2. Is 20,000 AED a good package?

3. I would like to know if there would be any yearly increment and how much time (average for good performers) would it take for moving to next grade

4. what would be approx my total expenditure ( considering that I neither spend lavishly nor economical) and how much I can save. 

5. I heard that the company do not provide child education allowance till age 5. Any idea about the monthly fee in a decent montessori school/Pre-Kinder Garten school.

Thanks in Advance.


----------



## new2abudhabi

Looking forward to hear from you. Thanks!


----------



## hidalgosprint

Dear New,

The Salary being offered is OK and is enough to live a decent life unless you are a big time spender.

Check Dubizzle.com for rents, you can have a nice villa in this amount.

I have a question too, I am offered grade 14 also but no info on Salary yet. Did they give you two options also ? As I have been given 2 options. 1 is like yours and 2 is when they pay a lump sum salary. Just curious if I have made a right choice and how much will my lump sum salary be. Any info in this regard will be much appreciated. Thanks.

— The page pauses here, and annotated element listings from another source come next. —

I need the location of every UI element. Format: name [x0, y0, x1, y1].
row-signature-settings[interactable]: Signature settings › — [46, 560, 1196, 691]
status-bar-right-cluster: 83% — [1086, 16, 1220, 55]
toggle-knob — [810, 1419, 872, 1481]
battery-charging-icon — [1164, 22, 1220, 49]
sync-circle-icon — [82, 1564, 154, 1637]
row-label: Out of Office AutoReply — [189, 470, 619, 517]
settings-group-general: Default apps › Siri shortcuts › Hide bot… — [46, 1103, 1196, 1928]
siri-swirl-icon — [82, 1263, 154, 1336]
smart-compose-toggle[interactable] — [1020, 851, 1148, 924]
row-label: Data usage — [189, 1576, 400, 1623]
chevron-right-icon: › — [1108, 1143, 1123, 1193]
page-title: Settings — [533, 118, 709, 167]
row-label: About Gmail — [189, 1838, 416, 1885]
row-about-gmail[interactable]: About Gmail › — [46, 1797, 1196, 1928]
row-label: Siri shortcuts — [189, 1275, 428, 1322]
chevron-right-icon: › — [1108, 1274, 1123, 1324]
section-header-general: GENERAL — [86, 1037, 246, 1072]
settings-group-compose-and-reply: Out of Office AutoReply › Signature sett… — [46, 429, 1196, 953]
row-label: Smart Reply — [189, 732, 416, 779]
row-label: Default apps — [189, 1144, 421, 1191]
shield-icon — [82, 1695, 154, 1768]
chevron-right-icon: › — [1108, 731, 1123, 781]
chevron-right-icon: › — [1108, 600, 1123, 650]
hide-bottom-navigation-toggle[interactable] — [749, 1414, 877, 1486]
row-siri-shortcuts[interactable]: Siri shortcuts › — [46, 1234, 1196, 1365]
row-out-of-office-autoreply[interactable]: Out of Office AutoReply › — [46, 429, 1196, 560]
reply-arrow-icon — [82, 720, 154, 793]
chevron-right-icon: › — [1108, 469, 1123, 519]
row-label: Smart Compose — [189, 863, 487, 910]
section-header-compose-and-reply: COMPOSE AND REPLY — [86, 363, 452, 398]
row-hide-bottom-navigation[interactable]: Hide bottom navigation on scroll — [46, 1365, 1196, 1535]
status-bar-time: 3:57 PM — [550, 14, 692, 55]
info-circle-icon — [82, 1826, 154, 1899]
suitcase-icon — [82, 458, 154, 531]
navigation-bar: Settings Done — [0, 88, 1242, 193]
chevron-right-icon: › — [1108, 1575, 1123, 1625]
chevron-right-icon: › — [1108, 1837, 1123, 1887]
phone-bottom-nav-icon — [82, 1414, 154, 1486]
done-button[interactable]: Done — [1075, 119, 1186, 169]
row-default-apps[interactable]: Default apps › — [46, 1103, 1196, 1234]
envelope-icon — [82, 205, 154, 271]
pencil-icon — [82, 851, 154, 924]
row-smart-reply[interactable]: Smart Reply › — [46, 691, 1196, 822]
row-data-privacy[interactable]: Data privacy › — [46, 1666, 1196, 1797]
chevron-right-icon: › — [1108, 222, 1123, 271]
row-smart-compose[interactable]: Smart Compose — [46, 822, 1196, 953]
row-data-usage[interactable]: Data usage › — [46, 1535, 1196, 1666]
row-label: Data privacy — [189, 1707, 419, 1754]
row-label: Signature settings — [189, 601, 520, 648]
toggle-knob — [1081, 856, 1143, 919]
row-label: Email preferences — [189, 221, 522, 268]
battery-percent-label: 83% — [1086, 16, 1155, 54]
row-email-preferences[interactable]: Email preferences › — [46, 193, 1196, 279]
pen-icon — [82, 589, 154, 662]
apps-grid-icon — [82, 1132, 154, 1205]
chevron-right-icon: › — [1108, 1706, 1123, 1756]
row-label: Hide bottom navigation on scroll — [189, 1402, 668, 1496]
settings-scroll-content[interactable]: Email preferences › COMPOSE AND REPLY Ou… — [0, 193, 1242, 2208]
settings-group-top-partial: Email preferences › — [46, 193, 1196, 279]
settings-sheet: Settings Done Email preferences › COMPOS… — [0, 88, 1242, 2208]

BTW I am in Dubai now will be more than happy to assist you. Thanks


----------



## AlexDhabi

I think it is impossible to get a nice villa on that allowance but you can get a 2-bedroom flat in a fairly good area but depending on where you want to live it is not enough for a 2-bedroom flat (some places on Reem and Eastern Mangroves, Nation Towers, World Trade Center, etc. for example). Bear in mind there are no rent controls at present. I moved to a smaller flat last year to save money and now it increased by 15%. I'm now told it is the going rate for my area.


----------



## Stevesolar

Hi,
Why are you guys answering questions from 2012?
Cheers
Steve


----------



## AlexDhabi

Stevesolar said:


> Hi,
> Why are you guys answering questions from 2012?
> Cheers
> Steve


Didn't see the date as it's not prominent. Why doesnt the forum close old posts automatically? 
It popped up on the top of the list on my screen, I suppose because someone else found it and answered it that it came up there and I wanted to correct the (recent) misinformation given.


----------